Лонгстрет смотрел на своего родственника с мрачным, сдержанным бешенством. В его взгляде Дьюан распознал сильного, беспринципного мужчину, вступившего на преступный путь, но все же мужчину. Он же разоблачил Лоусона, как буйного и исступленного истерика. Дьюану также представилось с полной ясностью, как в течение всех прошедших лет сильный мужчина пытался поддержать, помочь, наставить более слабого. Но время это ушло навсегда вместе с намерениями и возможностями Лонгстрета.
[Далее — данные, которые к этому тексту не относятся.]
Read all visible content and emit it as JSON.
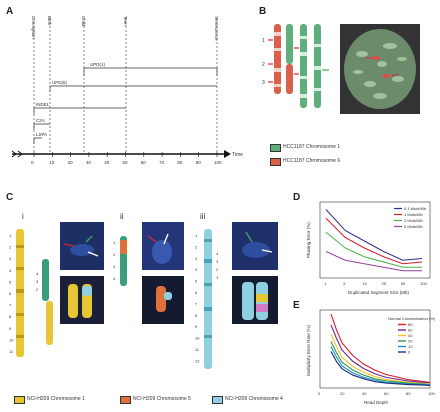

Лоусон, как подавляющее большинство распущенных и испорченных людей на границе, достиг того предела, когда любое влияние оказывалось для него тщетным. Здравый смысл перестал существовать. Он слышал только себя и жил только своими интересами.

— Но, Флойд, Рей единственная живая душа на земле, которая не должна знать, что я скотокрад, вор, главарь самой худшей банды на границе, — с чувством возразил Лонгстрет.

Флойд кивнул в знак согласия, словно смысл и значение сказанного только что дошли до него. Однако он недолго пребывал в нерешительности:

— Рано или поздно она обо всем узнает. Уверяю тебя, она уже начала подозревать, что у нас здесь не все в порядке. Она ведь не слепая. Заруби это себе на носу!